Turning up around 20 million years after the docile, quadrupedal Stegosaurus and the bird-like, raven-sized Archaeopteryx made their debut, Iguanodons were lumbering, bulky, bipedal beasts that fed off low-lying vegetation and fought off predators with their unusual thumb spikes.
It belonged to the Ornithischians, the group of dinosaurs that did not contain the true ancestral forms of birds. Despite this, Liu notes that this herbivore’s sausage-shaped brain appears to be very bird-like, as well as showing some morphological similarities to that of modern-day crocodiles.
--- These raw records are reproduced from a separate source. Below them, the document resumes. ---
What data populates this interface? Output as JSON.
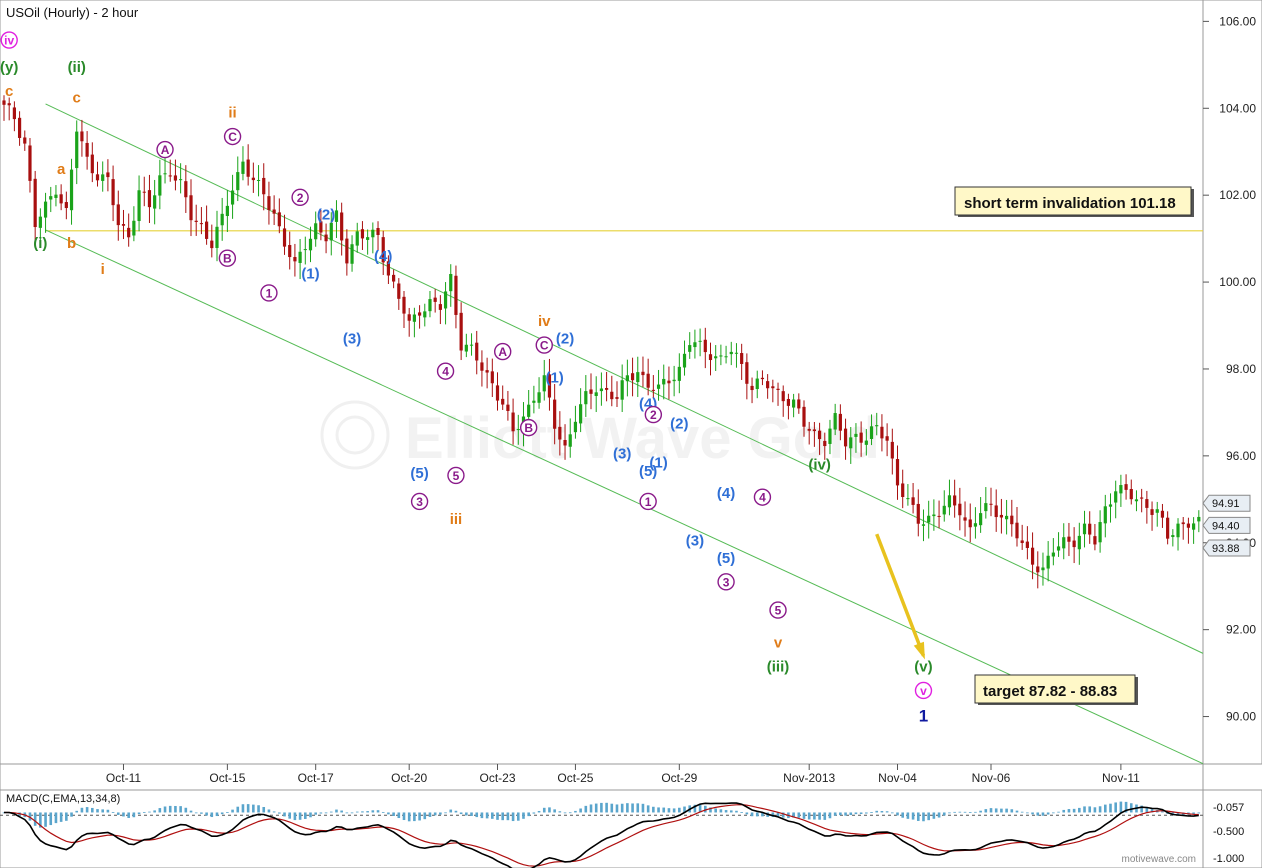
{
  "title": "USOil (Hourly) - 2 hour",
  "watermark": "Elliott Wave Gold",
  "credit": "motivewave.com",
  "macd_label": "MACD(C,EMA,13,34,8)",
  "macd_ticks": [
    "-0.057",
    "-0.500",
    "-1.000"
  ],
  "notes": {
    "invalidation": "short term invalidation 101.18",
    "target": "target 87.82 - 88.83"
  },
  "colors": {
    "up": "#1aa31a",
    "down": "#a80f0f",
    "channel": "#55bb55",
    "invalidation_line": "#e6d23a",
    "target_arrow": "#e8c21e",
    "purple": "#8a1a8a",
    "blue": "#2f6fd6",
    "orange": "#e07c18",
    "green": "#2a8a2a",
    "magenta": "#e020e0",
    "navy": "#101aa0",
    "macd_hist": "#5aa5cc",
    "macd_line": "#000000",
    "signal_line": "#b01010"
  },
  "chart_data": {
    "type": "candlestick",
    "title": "USOil (Hourly) - 2 hour",
    "x_ticks": [
      "Oct-11",
      "Oct-15",
      "Oct-17",
      "Oct-20",
      "Oct-23",
      "Oct-25",
      "Oct-29",
      "Nov-2013",
      "Nov-04",
      "Nov-06",
      "Nov-11"
    ],
    "ylim": [
      89.0,
      106.4
    ],
    "y_ticks": [
      "90.00",
      "92.00",
      "94.00",
      "96.00",
      "98.00",
      "100.00",
      "102.00",
      "104.00",
      "106.00"
    ],
    "price_tags": [
      {
        "value": 94.91,
        "label": "94.91"
      },
      {
        "value": 94.4,
        "label": "94.40"
      },
      {
        "value": 93.88,
        "label": "93.88"
      }
    ],
    "invalidation_level": 101.18,
    "key_points": [
      [
        0,
        104.0
      ],
      [
        2,
        103.8
      ],
      [
        4,
        103.2
      ],
      [
        6,
        101.3
      ],
      [
        8,
        101.7
      ],
      [
        10,
        102.2
      ],
      [
        12,
        101.6
      ],
      [
        14,
        103.5
      ],
      [
        16,
        102.8
      ],
      [
        18,
        102.5
      ],
      [
        20,
        102.3
      ],
      [
        22,
        101.3
      ],
      [
        24,
        101.1
      ],
      [
        26,
        102.1
      ],
      [
        28,
        101.7
      ],
      [
        30,
        102.4
      ],
      [
        32,
        102.6
      ],
      [
        34,
        102.2
      ],
      [
        36,
        101.5
      ],
      [
        38,
        101.3
      ],
      [
        40,
        100.9
      ],
      [
        42,
        101.4
      ],
      [
        44,
        102.2
      ],
      [
        46,
        102.8
      ],
      [
        48,
        102.3
      ],
      [
        50,
        102.0
      ],
      [
        52,
        101.6
      ],
      [
        54,
        100.9
      ],
      [
        56,
        100.3
      ],
      [
        58,
        100.9
      ],
      [
        60,
        101.3
      ],
      [
        62,
        101.0
      ],
      [
        64,
        101.5
      ],
      [
        66,
        100.6
      ],
      [
        68,
        101.1
      ],
      [
        70,
        101.0
      ],
      [
        72,
        101.1
      ],
      [
        74,
        100.2
      ],
      [
        76,
        99.6
      ],
      [
        78,
        99.0
      ],
      [
        80,
        99.4
      ],
      [
        82,
        99.5
      ],
      [
        84,
        99.4
      ],
      [
        86,
        100.1
      ],
      [
        88,
        98.6
      ],
      [
        90,
        98.4
      ],
      [
        92,
        98.0
      ],
      [
        94,
        97.7
      ],
      [
        96,
        97.2
      ],
      [
        98,
        96.5
      ],
      [
        100,
        96.9
      ],
      [
        102,
        97.4
      ],
      [
        104,
        97.7
      ],
      [
        106,
        96.7
      ],
      [
        108,
        96.2
      ],
      [
        110,
        96.9
      ],
      [
        112,
        97.3
      ],
      [
        114,
        97.6
      ],
      [
        116,
        97.5
      ],
      [
        118,
        97.3
      ],
      [
        120,
        97.8
      ],
      [
        122,
        98.0
      ],
      [
        124,
        97.6
      ],
      [
        126,
        97.5
      ],
      [
        128,
        97.8
      ],
      [
        130,
        98.0
      ],
      [
        132,
        98.6
      ],
      [
        134,
        98.5
      ],
      [
        136,
        98.4
      ],
      [
        138,
        98.2
      ],
      [
        140,
        98.4
      ],
      [
        142,
        98.1
      ],
      [
        144,
        97.6
      ],
      [
        146,
        97.7
      ],
      [
        148,
        97.5
      ],
      [
        150,
        97.4
      ],
      [
        152,
        97.2
      ],
      [
        154,
        96.7
      ],
      [
        156,
        96.5
      ],
      [
        158,
        96.4
      ],
      [
        160,
        96.8
      ],
      [
        162,
        96.3
      ],
      [
        164,
        96.5
      ],
      [
        166,
        96.4
      ],
      [
        168,
        96.6
      ],
      [
        170,
        96.4
      ],
      [
        172,
        95.4
      ],
      [
        174,
        94.9
      ],
      [
        176,
        94.5
      ],
      [
        178,
        94.6
      ],
      [
        180,
        94.7
      ],
      [
        182,
        94.9
      ],
      [
        184,
        94.8
      ],
      [
        186,
        94.3
      ],
      [
        188,
        94.7
      ],
      [
        190,
        94.8
      ],
      [
        192,
        94.7
      ],
      [
        194,
        94.4
      ],
      [
        196,
        93.9
      ],
      [
        198,
        93.6
      ],
      [
        200,
        93.4
      ],
      [
        202,
        93.8
      ],
      [
        204,
        94.0
      ],
      [
        206,
        94.1
      ],
      [
        208,
        94.3
      ],
      [
        210,
        94.0
      ],
      [
        212,
        94.8
      ],
      [
        214,
        95.3
      ],
      [
        216,
        95.1
      ],
      [
        218,
        95.0
      ],
      [
        220,
        94.9
      ],
      [
        222,
        94.7
      ],
      [
        224,
        94.1
      ],
      [
        226,
        94.4
      ],
      [
        228,
        94.5
      ],
      [
        230,
        94.4
      ]
    ],
    "wave_labels": [
      {
        "text": "iv",
        "x": 1,
        "y": 105.57,
        "style": "circle",
        "color": "magenta"
      },
      {
        "text": "(y)",
        "x": 1,
        "y": 104.95,
        "color": "green"
      },
      {
        "text": "c",
        "x": 1,
        "y": 104.4,
        "color": "orange"
      },
      {
        "text": "(ii)",
        "x": 14,
        "y": 104.95,
        "color": "green"
      },
      {
        "text": "c",
        "x": 14,
        "y": 104.25,
        "color": "orange"
      },
      {
        "text": "a",
        "x": 11,
        "y": 102.6,
        "color": "orange"
      },
      {
        "text": "b",
        "x": 13,
        "y": 100.9,
        "color": "orange"
      },
      {
        "text": "(i)",
        "x": 7,
        "y": 100.9,
        "color": "green"
      },
      {
        "text": "i",
        "x": 19,
        "y": 100.3,
        "color": "orange"
      },
      {
        "text": "A",
        "x": 31,
        "y": 103.05,
        "style": "circle",
        "color": "purple"
      },
      {
        "text": "ii",
        "x": 44,
        "y": 103.9,
        "color": "orange"
      },
      {
        "text": "C",
        "x": 44,
        "y": 103.35,
        "style": "circle",
        "color": "purple"
      },
      {
        "text": "B",
        "x": 43,
        "y": 100.55,
        "style": "circle",
        "color": "purple"
      },
      {
        "text": "2",
        "x": 57,
        "y": 101.95,
        "style": "circle",
        "color": "purple"
      },
      {
        "text": "1",
        "x": 51,
        "y": 99.75,
        "style": "circle",
        "color": "purple"
      },
      {
        "text": "(2)",
        "x": 62,
        "y": 101.55,
        "color": "blue"
      },
      {
        "text": "(1)",
        "x": 59,
        "y": 100.2,
        "color": "blue"
      },
      {
        "text": "(4)",
        "x": 73,
        "y": 100.6,
        "color": "blue"
      },
      {
        "text": "(3)",
        "x": 67,
        "y": 98.7,
        "color": "blue"
      },
      {
        "text": "4",
        "x": 85,
        "y": 97.95,
        "style": "circle",
        "color": "purple"
      },
      {
        "text": "(5)",
        "x": 80,
        "y": 95.6,
        "color": "blue"
      },
      {
        "text": "3",
        "x": 80,
        "y": 94.95,
        "style": "circle",
        "color": "purple"
      },
      {
        "text": "5",
        "x": 87,
        "y": 95.55,
        "style": "circle",
        "color": "purple"
      },
      {
        "text": "iii",
        "x": 87,
        "y": 94.55,
        "color": "orange"
      },
      {
        "text": "A",
        "x": 96,
        "y": 98.4,
        "style": "circle",
        "color": "purple"
      },
      {
        "text": "B",
        "x": 101,
        "y": 96.65,
        "style": "circle",
        "color": "purple"
      },
      {
        "text": "iv",
        "x": 104,
        "y": 99.1,
        "color": "orange"
      },
      {
        "text": "C",
        "x": 104,
        "y": 98.55,
        "style": "circle",
        "color": "purple"
      },
      {
        "text": "(2)",
        "x": 108,
        "y": 98.7,
        "color": "blue"
      },
      {
        "text": "(1)",
        "x": 106,
        "y": 97.8,
        "color": "blue"
      },
      {
        "text": "(4)",
        "x": 124,
        "y": 97.2,
        "color": "blue"
      },
      {
        "text": "2",
        "x": 125,
        "y": 96.95,
        "style": "circle",
        "color": "purple"
      },
      {
        "text": "(2)",
        "x": 130,
        "y": 96.75,
        "color": "blue"
      },
      {
        "text": "(3)",
        "x": 119,
        "y": 96.05,
        "color": "blue"
      },
      {
        "text": "(1)",
        "x": 126,
        "y": 95.85,
        "color": "blue"
      },
      {
        "text": "(5)",
        "x": 124,
        "y": 95.65,
        "color": "blue"
      },
      {
        "text": "1",
        "x": 124,
        "y": 94.95,
        "style": "circle",
        "color": "purple"
      },
      {
        "text": "(4)",
        "x": 139,
        "y": 95.15,
        "color": "blue"
      },
      {
        "text": "4",
        "x": 146,
        "y": 95.05,
        "style": "circle",
        "color": "purple"
      },
      {
        "text": "(3)",
        "x": 133,
        "y": 94.05,
        "color": "blue"
      },
      {
        "text": "(5)",
        "x": 139,
        "y": 93.65,
        "color": "blue"
      },
      {
        "text": "3",
        "x": 139,
        "y": 93.1,
        "style": "circle",
        "color": "purple"
      },
      {
        "text": "5",
        "x": 149,
        "y": 92.45,
        "style": "circle",
        "color": "purple"
      },
      {
        "text": "v",
        "x": 149,
        "y": 91.7,
        "color": "orange"
      },
      {
        "text": "(iii)",
        "x": 149,
        "y": 91.15,
        "color": "green"
      },
      {
        "text": "(iv)",
        "x": 157,
        "y": 95.8,
        "color": "green"
      },
      {
        "text": "(v)",
        "x": 177,
        "y": 91.15,
        "color": "green"
      },
      {
        "text": "v",
        "x": 177,
        "y": 90.6,
        "style": "circle",
        "color": "magenta"
      },
      {
        "text": "1",
        "x": 177,
        "y": 90.0,
        "color": "navy"
      }
    ],
    "channel_lines": [
      {
        "x1": 8,
        "y1": 104.1,
        "x2": 193,
        "y2": 93.6
      },
      {
        "x1": 8,
        "y1": 101.2,
        "x2": 193,
        "y2": 91.0
      }
    ],
    "target_arrow": {
      "x1": 168,
      "y1": 94.2,
      "x2": 177,
      "y2": 91.4
    }
  }
}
Modern reptiles have relatively small brains, with half of the cranial cavity’s space being taken up by sinuses that serve as a blood drainage system. Curiously, the tissue in this Iguanodon brain appears to have been pressing up right against the skeletal structure, hinting that the brains of dinosaurs could have been far larger than many have previously assumed.
“It seems that the brain in this dinosaur was therefore more similar to that of modern birds, in that it filled a greater proportion of the braincase,” Liu added.
However, it’s possible that the dramatic death of the dinosaur may have dislodged the brain somewhat, causing it to have been preserved against the skull when it reality it may have been positioned further away. Without seeing the lobes of the brain itself, the team cannot be certain about the true size of its brain.
The lead author of the study, Professor Martin Brasier of the University of Oxford, died in a car crash in 2014 while in the middle of researching this incredible fossil, and this special publication is dedicated to his life’s remarkable work.
“Professor Brasier was a very supportive colleague, and it's been a privilege to work towards publishing a paper on this very special object, in a book in his memory,” co-author Dr Russell Garwood, a paleontologist at the University of Manchester, told IFLScience.
He would no doubt have been thrilled to have been part of a discovery that has turned out to be truly revelatory. After all, there’s arguably no better way to determine a dinosaur’s intelligence than by looking at its brain.